Em 21 de maio, o grupo de consumidores da UE BEUC e 29 membros apresentaram denúncias contra Google, Meta e TikTok em 27 países sob a Lei de Serviços Digitais, alegando que as plataformas não conseguiram conter anúncios de golpes financeiros. A BEUC, uma organização de defesa do consumidor com sede em Bruxelas, informou que seus membros identificaram quase 900 anúncios suspeitos entre dezembro e março. Desses, apenas 27% foram removidos, enquanto 52% foram rejeitados ou ignorados. A Lei de Serviços Digitais permite que os reguladores imponham multas de até 6% do faturamento anual global de uma plataforma em caso de descumprimento.
Respostas das plataformas
Google e Meta rejeitaram as denúncias. O TikTok caracterizou os golpes como um problema do setor como um todo, e não como uma questão específica da plataforma.
Contexto regulatório e ações da Comissão
As denúncias se alinham a uma ofensiva regulatória mais ampla da UE contra fraudes digitais. A Comissão Europeia anteriormente enviou pedidos formais de informações a Apple, Booking.com, Google e Microsoft sobre como elas lidam com riscos de golpes financeiros. A Comissão está analisando apps fraudulentos na Apple App Store e no Google Play, além de links e anúncios de golpes no Bing e na Pesquisa do Google.
Pela Lei de Serviços Digitais, a UE está exigindo códigos de conduta voluntários para publicidade online, com prazos de entrega em 18 de fevereiro de 2025 e implementação até 18 de agosto de 2025. Esses códigos têm como objetivo aumentar a transparência na veiculação dos anúncios.
Escala do problema
Grupos de consumidores estimam que anúncios de golpes ainda exibidos online podem alcançar mais de 200 milhões de pessoas em toda a Europa a cada mês, destacando a dimensão do problema.
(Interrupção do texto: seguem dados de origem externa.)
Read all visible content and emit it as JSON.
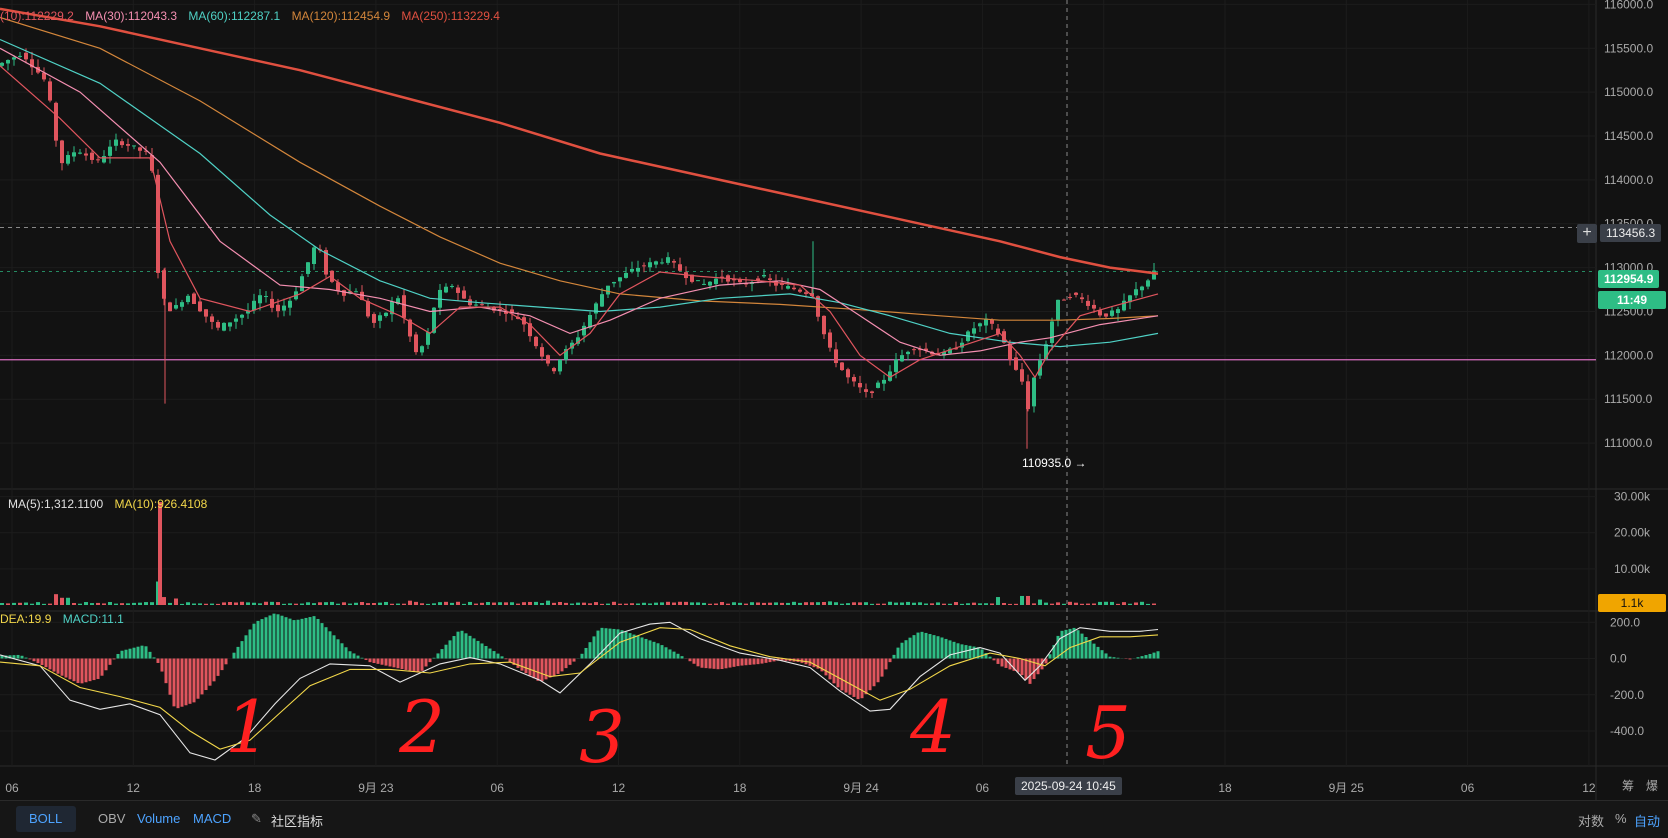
{
  "legend": {
    "ma10": "(10):112229.2",
    "ma30": "MA(30):112043.3",
    "ma60": "MA(60):112287.1",
    "ma120": "MA(120):112454.9",
    "ma250": "MA(250):113229.4",
    "vol_ma5": "MA(5):1,312.1100",
    "vol_ma10": "MA(10):926.4108",
    "dea": "DEA:19.9",
    "macd": "MACD:11.1"
  },
  "colors": {
    "up": "#2ebd85",
    "down": "#e0555e",
    "ma10": "#e0555e",
    "ma30": "#f48fb1",
    "ma60": "#4fd1c5",
    "ma120": "#d3863b",
    "ma250": "#e05040",
    "accent": "#2ebd85",
    "vol_badge": "#f0a500"
  },
  "chart_data": {
    "type": "candlestick",
    "price_axis": [
      "116000.0",
      "115500.0",
      "115000.0",
      "114500.0",
      "114000.0",
      "113500.0",
      "113000.0",
      "112500.0",
      "112000.0",
      "111500.0",
      "111000.0"
    ],
    "price_range": [
      110750,
      116050
    ],
    "crosshair_price": "113456.3",
    "last_price": "112954.9",
    "countdown": "11:49",
    "low_marker": "110935.0 →",
    "low_value": 110935,
    "horizontal_line_price": 111950,
    "volume_axis": [
      "30.00k",
      "20.00k",
      "10.00k"
    ],
    "volume_range": [
      0,
      31000
    ],
    "volume_badge": "1.1k",
    "macd_axis": [
      "200.0",
      "0.0",
      "-200.0",
      "-400.0"
    ],
    "macd_range": [
      -560,
      240
    ],
    "time_axis": [
      "06",
      "12",
      "18",
      "9月 23",
      "06",
      "12",
      "18",
      "9月 24",
      "06",
      "12",
      "18",
      "9月 25",
      "06",
      "12"
    ],
    "crosshair_time": "2025-09-24 10:45",
    "axis_corner": [
      "筹",
      "爆"
    ],
    "price_path": [
      [
        0,
        115300
      ],
      [
        25,
        115450
      ],
      [
        50,
        115100
      ],
      [
        58,
        114500
      ],
      [
        65,
        114200
      ],
      [
        80,
        114350
      ],
      [
        100,
        114200
      ],
      [
        120,
        114450
      ],
      [
        150,
        114300
      ],
      [
        157,
        114000
      ],
      [
        162,
        112700
      ],
      [
        175,
        112500
      ],
      [
        190,
        112700
      ],
      [
        205,
        112500
      ],
      [
        220,
        112300
      ],
      [
        235,
        112400
      ],
      [
        250,
        112500
      ],
      [
        265,
        112700
      ],
      [
        280,
        112500
      ],
      [
        295,
        112650
      ],
      [
        305,
        112900
      ],
      [
        320,
        113300
      ],
      [
        330,
        112900
      ],
      [
        345,
        112700
      ],
      [
        360,
        112750
      ],
      [
        375,
        112350
      ],
      [
        390,
        112500
      ],
      [
        400,
        112700
      ],
      [
        410,
        112300
      ],
      [
        420,
        112000
      ],
      [
        430,
        112200
      ],
      [
        440,
        112700
      ],
      [
        455,
        112800
      ],
      [
        470,
        112600
      ],
      [
        490,
        112550
      ],
      [
        510,
        112500
      ],
      [
        525,
        112400
      ],
      [
        540,
        112100
      ],
      [
        555,
        111800
      ],
      [
        565,
        112000
      ],
      [
        580,
        112200
      ],
      [
        595,
        112500
      ],
      [
        610,
        112800
      ],
      [
        625,
        112900
      ],
      [
        640,
        113000
      ],
      [
        655,
        113050
      ],
      [
        670,
        113100
      ],
      [
        690,
        112900
      ],
      [
        705,
        112800
      ],
      [
        725,
        112900
      ],
      [
        745,
        112800
      ],
      [
        765,
        112900
      ],
      [
        780,
        112800
      ],
      [
        800,
        112750
      ],
      [
        815,
        112700
      ],
      [
        825,
        112300
      ],
      [
        835,
        112000
      ],
      [
        850,
        111750
      ],
      [
        870,
        111550
      ],
      [
        885,
        111700
      ],
      [
        900,
        111950
      ],
      [
        915,
        112100
      ],
      [
        930,
        112050
      ],
      [
        945,
        112000
      ],
      [
        960,
        112100
      ],
      [
        975,
        112300
      ],
      [
        990,
        112400
      ],
      [
        1005,
        112200
      ],
      [
        1015,
        111900
      ],
      [
        1025,
        111700
      ],
      [
        1030,
        111350
      ],
      [
        1038,
        111800
      ],
      [
        1048,
        112100
      ],
      [
        1060,
        112600
      ],
      [
        1075,
        112700
      ],
      [
        1090,
        112600
      ],
      [
        1105,
        112450
      ],
      [
        1120,
        112500
      ],
      [
        1135,
        112700
      ],
      [
        1150,
        112850
      ],
      [
        1158,
        112955
      ]
    ],
    "ma_lines": {
      "ma10": [
        [
          0,
          115300
        ],
        [
          60,
          114700
        ],
        [
          100,
          114250
        ],
        [
          150,
          114250
        ],
        [
          170,
          113300
        ],
        [
          200,
          112650
        ],
        [
          250,
          112500
        ],
        [
          300,
          112700
        ],
        [
          330,
          112900
        ],
        [
          360,
          112650
        ],
        [
          400,
          112450
        ],
        [
          430,
          112250
        ],
        [
          460,
          112550
        ],
        [
          500,
          112550
        ],
        [
          530,
          112350
        ],
        [
          560,
          112000
        ],
        [
          590,
          112250
        ],
        [
          620,
          112700
        ],
        [
          660,
          112950
        ],
        [
          700,
          112900
        ],
        [
          760,
          112850
        ],
        [
          800,
          112800
        ],
        [
          830,
          112500
        ],
        [
          860,
          112000
        ],
        [
          890,
          111750
        ],
        [
          920,
          111950
        ],
        [
          960,
          112100
        ],
        [
          1000,
          112250
        ],
        [
          1020,
          112000
        ],
        [
          1035,
          111750
        ],
        [
          1050,
          112050
        ],
        [
          1080,
          112450
        ],
        [
          1110,
          112550
        ],
        [
          1158,
          112700
        ]
      ],
      "ma30": [
        [
          0,
          115500
        ],
        [
          80,
          115000
        ],
        [
          160,
          114200
        ],
        [
          220,
          113300
        ],
        [
          280,
          112800
        ],
        [
          330,
          112750
        ],
        [
          380,
          112650
        ],
        [
          430,
          112500
        ],
        [
          480,
          112550
        ],
        [
          530,
          112450
        ],
        [
          570,
          112250
        ],
        [
          610,
          112400
        ],
        [
          660,
          112650
        ],
        [
          720,
          112800
        ],
        [
          780,
          112850
        ],
        [
          820,
          112750
        ],
        [
          860,
          112450
        ],
        [
          900,
          112150
        ],
        [
          940,
          112000
        ],
        [
          980,
          112050
        ],
        [
          1020,
          112150
        ],
        [
          1050,
          112200
        ],
        [
          1100,
          112350
        ],
        [
          1158,
          112450
        ]
      ],
      "ma60": [
        [
          0,
          115600
        ],
        [
          100,
          115100
        ],
        [
          200,
          114300
        ],
        [
          270,
          113600
        ],
        [
          320,
          113200
        ],
        [
          380,
          112850
        ],
        [
          430,
          112650
        ],
        [
          480,
          112600
        ],
        [
          540,
          112550
        ],
        [
          600,
          112500
        ],
        [
          660,
          112550
        ],
        [
          720,
          112650
        ],
        [
          790,
          112700
        ],
        [
          840,
          112600
        ],
        [
          890,
          112450
        ],
        [
          950,
          112250
        ],
        [
          1010,
          112150
        ],
        [
          1060,
          112100
        ],
        [
          1110,
          112150
        ],
        [
          1158,
          112250
        ]
      ],
      "ma120": [
        [
          0,
          115850
        ],
        [
          100,
          115500
        ],
        [
          200,
          114900
        ],
        [
          300,
          114200
        ],
        [
          380,
          113700
        ],
        [
          440,
          113350
        ],
        [
          500,
          113050
        ],
        [
          560,
          112850
        ],
        [
          620,
          112700
        ],
        [
          700,
          112620
        ],
        [
          780,
          112580
        ],
        [
          860,
          112520
        ],
        [
          940,
          112450
        ],
        [
          1000,
          112400
        ],
        [
          1060,
          112400
        ],
        [
          1110,
          112420
        ],
        [
          1158,
          112450
        ]
      ],
      "ma250": [
        [
          0,
          115950
        ],
        [
          100,
          115750
        ],
        [
          200,
          115500
        ],
        [
          300,
          115250
        ],
        [
          400,
          114950
        ],
        [
          500,
          114650
        ],
        [
          600,
          114300
        ],
        [
          700,
          114050
        ],
        [
          800,
          113800
        ],
        [
          900,
          113550
        ],
        [
          1000,
          113300
        ],
        [
          1060,
          113120
        ],
        [
          1110,
          113000
        ],
        [
          1158,
          112930
        ]
      ]
    },
    "volume_spikes": [
      [
        58,
        3000
      ],
      [
        65,
        2000
      ],
      [
        160,
        6500
      ],
      [
        165,
        2200
      ],
      [
        175,
        1800
      ],
      [
        410,
        1200
      ],
      [
        550,
        1200
      ],
      [
        830,
        1000
      ],
      [
        1000,
        2200
      ],
      [
        1025,
        2500
      ],
      [
        1040,
        1500
      ]
    ],
    "macd_hist": [
      [
        0,
        15
      ],
      [
        20,
        20
      ],
      [
        40,
        -30
      ],
      [
        60,
        -90
      ],
      [
        80,
        -140
      ],
      [
        100,
        -110
      ],
      [
        120,
        40
      ],
      [
        145,
        75
      ],
      [
        160,
        -40
      ],
      [
        175,
        -280
      ],
      [
        195,
        -240
      ],
      [
        215,
        -120
      ],
      [
        235,
        40
      ],
      [
        255,
        200
      ],
      [
        275,
        250
      ],
      [
        295,
        210
      ],
      [
        315,
        235
      ],
      [
        330,
        150
      ],
      [
        350,
        40
      ],
      [
        370,
        -20
      ],
      [
        395,
        -50
      ],
      [
        420,
        -80
      ],
      [
        440,
        40
      ],
      [
        460,
        160
      ],
      [
        480,
        90
      ],
      [
        500,
        20
      ],
      [
        520,
        -60
      ],
      [
        540,
        -130
      ],
      [
        560,
        -80
      ],
      [
        580,
        10
      ],
      [
        600,
        170
      ],
      [
        620,
        160
      ],
      [
        640,
        120
      ],
      [
        660,
        80
      ],
      [
        680,
        20
      ],
      [
        700,
        -50
      ],
      [
        720,
        -60
      ],
      [
        740,
        -40
      ],
      [
        760,
        -30
      ],
      [
        780,
        -10
      ],
      [
        800,
        -20
      ],
      [
        820,
        -60
      ],
      [
        840,
        -170
      ],
      [
        860,
        -230
      ],
      [
        880,
        -120
      ],
      [
        900,
        80
      ],
      [
        920,
        150
      ],
      [
        940,
        120
      ],
      [
        960,
        80
      ],
      [
        980,
        60
      ],
      [
        1000,
        -40
      ],
      [
        1020,
        -80
      ],
      [
        1030,
        -140
      ],
      [
        1045,
        -40
      ],
      [
        1060,
        150
      ],
      [
        1075,
        170
      ],
      [
        1090,
        100
      ],
      [
        1110,
        10
      ],
      [
        1130,
        -5
      ],
      [
        1150,
        25
      ],
      [
        1158,
        40
      ]
    ],
    "macd_dif": [
      [
        0,
        20
      ],
      [
        40,
        -40
      ],
      [
        70,
        -230
      ],
      [
        100,
        -280
      ],
      [
        130,
        -250
      ],
      [
        160,
        -310
      ],
      [
        190,
        -520
      ],
      [
        215,
        -560
      ],
      [
        245,
        -440
      ],
      [
        275,
        -250
      ],
      [
        300,
        -110
      ],
      [
        330,
        -30
      ],
      [
        370,
        -40
      ],
      [
        400,
        -130
      ],
      [
        440,
        -30
      ],
      [
        470,
        5
      ],
      [
        500,
        -30
      ],
      [
        540,
        -120
      ],
      [
        560,
        -190
      ],
      [
        590,
        -30
      ],
      [
        620,
        140
      ],
      [
        650,
        190
      ],
      [
        670,
        200
      ],
      [
        700,
        110
      ],
      [
        740,
        30
      ],
      [
        780,
        -10
      ],
      [
        810,
        -50
      ],
      [
        840,
        -180
      ],
      [
        870,
        -290
      ],
      [
        890,
        -280
      ],
      [
        920,
        -100
      ],
      [
        950,
        20
      ],
      [
        980,
        60
      ],
      [
        1000,
        30
      ],
      [
        1025,
        -120
      ],
      [
        1040,
        -40
      ],
      [
        1060,
        110
      ],
      [
        1080,
        170
      ],
      [
        1110,
        150
      ],
      [
        1140,
        150
      ],
      [
        1158,
        160
      ]
    ],
    "macd_dea": [
      [
        0,
        -20
      ],
      [
        40,
        -40
      ],
      [
        80,
        -160
      ],
      [
        120,
        -210
      ],
      [
        160,
        -270
      ],
      [
        190,
        -400
      ],
      [
        220,
        -500
      ],
      [
        250,
        -450
      ],
      [
        280,
        -300
      ],
      [
        310,
        -150
      ],
      [
        350,
        -60
      ],
      [
        390,
        -60
      ],
      [
        430,
        -80
      ],
      [
        470,
        -30
      ],
      [
        510,
        -20
      ],
      [
        550,
        -100
      ],
      [
        580,
        -80
      ],
      [
        620,
        90
      ],
      [
        660,
        170
      ],
      [
        690,
        160
      ],
      [
        730,
        70
      ],
      [
        770,
        10
      ],
      [
        810,
        -20
      ],
      [
        850,
        -140
      ],
      [
        880,
        -230
      ],
      [
        910,
        -170
      ],
      [
        950,
        -40
      ],
      [
        990,
        30
      ],
      [
        1020,
        0
      ],
      [
        1045,
        -40
      ],
      [
        1070,
        60
      ],
      [
        1100,
        120
      ],
      [
        1130,
        120
      ],
      [
        1158,
        130
      ]
    ],
    "annotations": [
      "1",
      "2",
      "3",
      "4",
      "5"
    ]
  },
  "bottom_bar": {
    "boll": "BOLL",
    "obv": "OBV",
    "volume": "Volume",
    "macd": "MACD",
    "community": "社区指标",
    "log": "对数",
    "percent": "%",
    "auto": "自动"
  }
}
Implicações mais amplas para a indústria
As denúncias aumentam a pressão em todo o mercado de publicidade online, potencialmente afetando empresas além das maiores plataformas. Analistas do setor sugerem que essas falhas podem acelerar as exigências por verificação de identidade mais rigorosa entre intermediários de anúncios, incluindo empresas menores envolvidas na veiculação e no direcionamento. Isso poderia expandir as exigências de “Know Your Business Customer” (KYBC)—que exigem que as empresas verifiquem clientes empresariais—ao longo de toda a cadeia de suprimentos da publicidade.